You're mixing JSF and CDI. Your UserSessionBean is a JSF #ManagedBean, yet you're using CDI #Inject to inject it in another bean. CDI doesn't reuse the JSF managed one, it instead creates a brand new one. Use the one or the other, not both. The correct annotation to inject a JSF-managed bean is #ManagedProperty.
Replace
#Inject
private UserSessionBean userSessionBean;
by
#ManagedProperty(value="#{userSessionBean}")
private UserSessionBean userSessionBean;
and ensure that you don't have a import javax.enterprise.context anywhere in your code (which is the package of CDI annotations).
Alternatively, migrate all JSF bean management annotations to CDI bean management annotations.
import javax.inject.Named;
import javax.enterprise.context.SessionScoped;
#Named
#SessionScoped
public class UserSessionBean implements Serializable {}
import javax.inject.Named;
import javax.faces.view.ViewScoped;
#Named
#ViewScoped
public class ViewLines implements Serializable {}
Additional advantage is that you can just #Inject it inside a regular servlet or filter without the need to manually grab it as request/session/application attribute.
Moreover, JSF bean management annotations are deprecated since JSF 2.3. See also Backing beans (#ManagedBean) or CDI Beans (#Named)?

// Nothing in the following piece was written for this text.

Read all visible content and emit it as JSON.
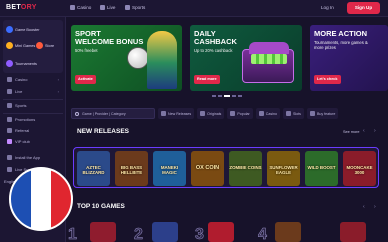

My best GUESS as to why this is happening, is because the variable file, is being set in view scope, and then passed by reference into the session scoped bean. Maybe this is happening because when the view scope bean is destroyed, it still has a reference to that variable, but doesn't bother to see if there's any other references to it in session scope, where it should be preserved. Hence, when it's destroyed, it's removed from both view and session scope in this case.
Could you try calling setCurrentFile with an object instantiated with 'new'? That might prove or disprove this hypothesis of mine.
Otherwise, my best advice would be to crack open the debugger, and see exactly where getCurrentFile is being changed.